Tips for dogs who go missing from a fire or disaster
Dogs who go missing from a fire or disaster fit our profile of “Dogs lost from a Stressful Situation” so many of the tips are similar to those in an article on our website. If not chased or pressured out of the area, these dogs will often remain hiding nearby until they feel it is safe to come out. Additionally, these dogs may have been injured in the fire or disaster which may add to their level of stress and fear.
Panicked searchers who are worried about your dog’s survival may make matters worse by scaring your dog out of the area. Unless you are sure that your dog was critically injured, ask people who are wanting to help you to distribute flyers instead of “searching”. This will give your dog an opportunity to come back on his own.
Here are our top tips if your dog went missing from a fire or disaster.
1. Leave scent items – including smelly food, water, your dog’s bed or blanket and articles of dirty clothing or even the pillowcase of the person most bonded with the dog. Many of these dogs have fled in terror and are hiding nearby. They may creep back when all is quiet.
2. Ask everyone who is helping to not call or chase your dog. Your dog is already scared. Additional pressure from people “searching” may cause the dog to travel further away. If they are injured, they should be allowed to hunker down and rest. Dogs are incredibly resilient and you see many stories in the media of dogs who survive natural disasters such as earthquakes, tornadoes and hurricanes and who eventually come back on their own.
3. Enter your dog’s information into a national free database Helping Lost Pets or Pet FBI. This will ensure their information is searchable if they are found far away or are lost for a long time.
4. Quickly hand distribute flyers in the immediate area where your dog went missing. Expand this area as time goes on and remember to ask everyone to not call or chase your dog. If you have been injured in the fire or disaster, enlist trusted people to help you who understand how important it is to remain calm and organized.
5. Notify all local authorities including police departments, animal shelters and vets clinics. Take two copies of your flyer to each – one for the back staff and one for the front desk and the public bulletin board. If your dog is injured, a Good Samaritan may pick him up and take him to a vet or shelter for medical care. Likewise, someone visiting the clinic may see your flyer and recognize your dog.
6. If your dog is microchipped immediately contact the microchip company to “red flag” your dog as missing and to make sure your contact information is up to date.
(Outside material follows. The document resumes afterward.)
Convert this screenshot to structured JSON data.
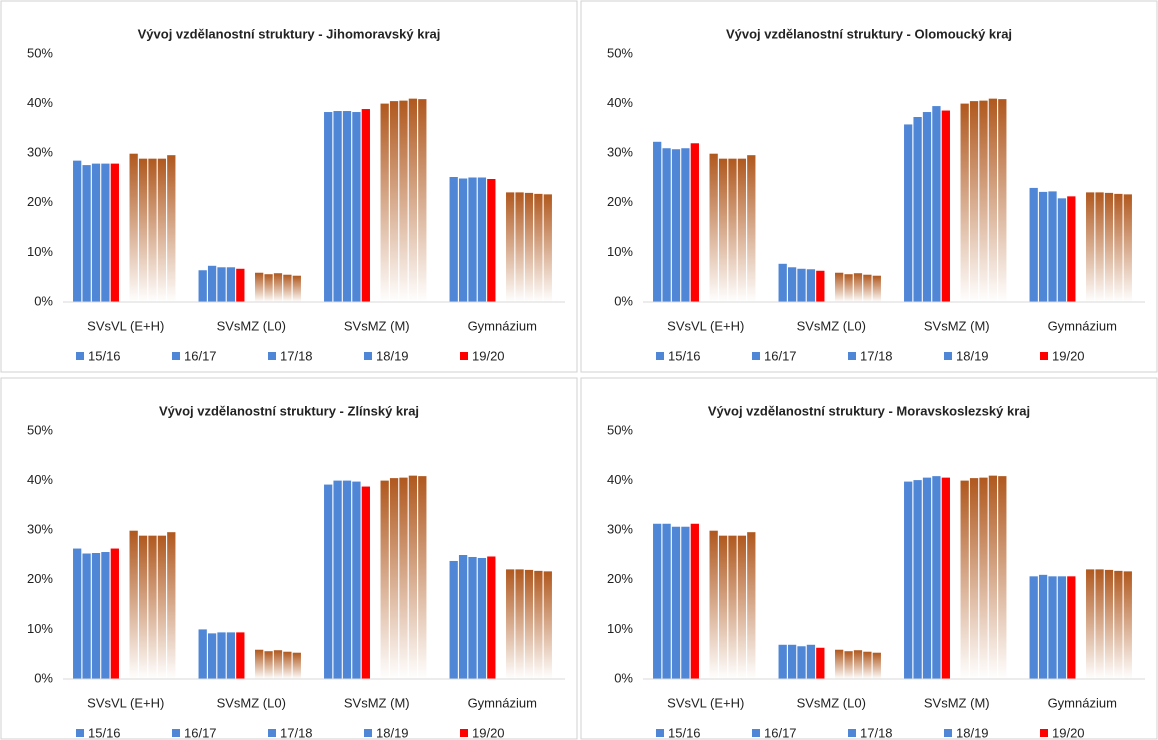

The microchip company needs to know that they should not transfer ownership to a new person without contacting you first. This can happen if your dog ends up in a shelter and completes the stray hold (which may be as short as 24 hours) without being able to reach you.
In conclusion, lost dogs often behave in unpredictable ways and it is important to approach with caution. If a dog is found, they should be immediately taken to a shelter or assessed by an animal behavior specialist. Additionally, owners should ensure their pets are microchipped and keep up to date records of their pet’s medical information. This will help the chances of reuniting a lost pet with its family.